稳定性范畴, 参考5.x kernel。

kernel Oops

Oops指的就是内核的不正确行为，比如对驱动来说：static int i82092aa_pci_probe(struct pci_dev *dev,

const struct pci_device_id *id)

{

unsigned char configbyte;

int i, ret;

ret = pci_enable_device(dev);

if (ret)

return ret;

/* PCI Configuration Control */

pci_read_config_byte(dev, 0x40, &configbyte);

switch (configbyte&6) {

case 0:

socket_count = 2;

break;

case 2:

socket_count = 1;

break;

case 4:

case 6:

socket_count = 4;

break;

default:

dev_err(&dev->dev,

"Oops, you did something we didn't think of.\n");

ret = -EIO;

goto err_out_disable;

}

这里的PCI配置读出来有异常，我们就认为他是一个Oops，打印一个错误，探测失败。

分配内存失败也算一种Oops，只不过不需要打出错误信息。td = kmalloc (sizeof (struct FS_BPENTRY), GFP_ATOMIC);

fs_dprintk (FS_DEBUG_ALLOC, "Alloc transd: %p(%zd)\n", td, sizeof (struct FS_BPENTRY));

if (!td) {

/* Oops out of mem */

return -ENOMEM;

}

在体系架构方面的Oops，比如arm64的bug Oops:static int bug_handler(struct pt_regs *regs, unsigned int esr)

{

switch (report_bug(regs->pc, regs)) {

case BUG_TRAP_TYPE_BUG:

die("Oops - BUG", regs, 0);

break;

如果report_bug()返回的是BUG_TRAP_TYPE_BUG，那就报个Oops log。
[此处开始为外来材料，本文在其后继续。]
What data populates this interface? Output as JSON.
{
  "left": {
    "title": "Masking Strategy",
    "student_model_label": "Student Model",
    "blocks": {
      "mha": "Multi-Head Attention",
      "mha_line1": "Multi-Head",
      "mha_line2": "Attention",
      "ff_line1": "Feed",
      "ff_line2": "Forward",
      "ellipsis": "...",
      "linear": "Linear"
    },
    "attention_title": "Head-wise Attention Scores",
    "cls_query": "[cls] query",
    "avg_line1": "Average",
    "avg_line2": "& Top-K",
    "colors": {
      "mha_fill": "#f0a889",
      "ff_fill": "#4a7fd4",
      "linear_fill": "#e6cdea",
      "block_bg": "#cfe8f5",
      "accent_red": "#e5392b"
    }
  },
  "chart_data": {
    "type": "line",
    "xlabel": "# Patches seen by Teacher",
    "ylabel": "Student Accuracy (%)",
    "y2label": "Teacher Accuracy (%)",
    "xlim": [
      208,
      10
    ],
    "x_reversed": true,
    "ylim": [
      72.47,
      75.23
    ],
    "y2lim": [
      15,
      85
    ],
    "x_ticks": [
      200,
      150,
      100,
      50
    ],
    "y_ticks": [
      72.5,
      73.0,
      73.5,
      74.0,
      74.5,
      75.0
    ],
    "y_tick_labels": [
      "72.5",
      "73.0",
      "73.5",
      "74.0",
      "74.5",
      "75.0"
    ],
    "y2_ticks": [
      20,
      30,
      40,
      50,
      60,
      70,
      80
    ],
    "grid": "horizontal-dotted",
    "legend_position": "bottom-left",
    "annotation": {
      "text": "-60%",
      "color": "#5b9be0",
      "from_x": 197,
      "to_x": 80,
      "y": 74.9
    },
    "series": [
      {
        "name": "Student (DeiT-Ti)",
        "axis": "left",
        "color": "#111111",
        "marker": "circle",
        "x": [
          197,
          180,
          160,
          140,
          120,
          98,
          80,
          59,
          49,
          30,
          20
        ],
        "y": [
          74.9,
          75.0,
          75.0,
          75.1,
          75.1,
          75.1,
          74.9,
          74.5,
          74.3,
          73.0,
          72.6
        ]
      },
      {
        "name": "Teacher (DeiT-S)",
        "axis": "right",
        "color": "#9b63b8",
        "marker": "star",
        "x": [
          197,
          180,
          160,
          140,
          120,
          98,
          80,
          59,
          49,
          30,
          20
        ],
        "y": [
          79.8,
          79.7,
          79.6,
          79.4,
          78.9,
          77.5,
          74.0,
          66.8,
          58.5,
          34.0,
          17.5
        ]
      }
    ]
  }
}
再比如非法访问也会走die("Oops", ):static void die_kernel_fault(const char *msg, unsigned long addr,

unsigned int esr, struct pt_regs *regs)

{

bust_spinlocks(1);

pr_alert("Unable to handle kernel %s at virtual address %016lx\n", msg,

addr);

mem_abort_decode(esr);

show_pte(addr);

die("Oops", regs, esr); //tj

bust_spinlocks(0);

do_exit(SIGKILL);

}

看下die():void die(const char *str, struct pt_regs *regs, int err)

{

int ret;

unsigned long flags;

raw_spin_lock_irqsave(&die_lock, flags);

oops_enter();

console_verbose();

bust_spinlocks(1);

ret = __die(str, err, regs); //tj

if (regs && kexec_should_crash(current))

crash_kexec(regs);

bust_spinlocks(0);

add_taint(TAINT_DIE, LOCKDEP_NOW_UNRELIABLE);

oops_exit();

if (in_interrupt())

panic("Fatal exception in interrupt"); //tj

if (panic_on_oops)

panic("Fatal exception"); //tj

raw_spin_unlock_irqrestore(&die_lock, flags);

if (ret != NOTIFY_STOP)

do_exit(SIGSEGV);

}

再看下__die():static int __die(const char *str, int err, struct pt_regs *regs)

{

static int die_counter;

int ret;

pr_emerg("Internal error: %s: %x [#%d]" S_PREEMPT S_SMP "\n",

str, err, ++die_counter);

/* trap and error numbers are mostly meaningless on ARM */

ret = notify_die(DIE_OOPS, str, regs, err, 0, SIGSEGV);

if (ret == NOTIFY_STOP)

return ret;

print_modules();

show_regs(regs);

dump_kernel_instr(KERN_EMERG, regs);

return ret;

}

打印类似如下log:35.449887: <6> Internal error: Oops - BUG: 0 [#1] PREEMPT SMP

35.449893: <6> Modules linked in:

35.449901: <6> Process init (pid: 1, stack limit = 0x00000000826895f7)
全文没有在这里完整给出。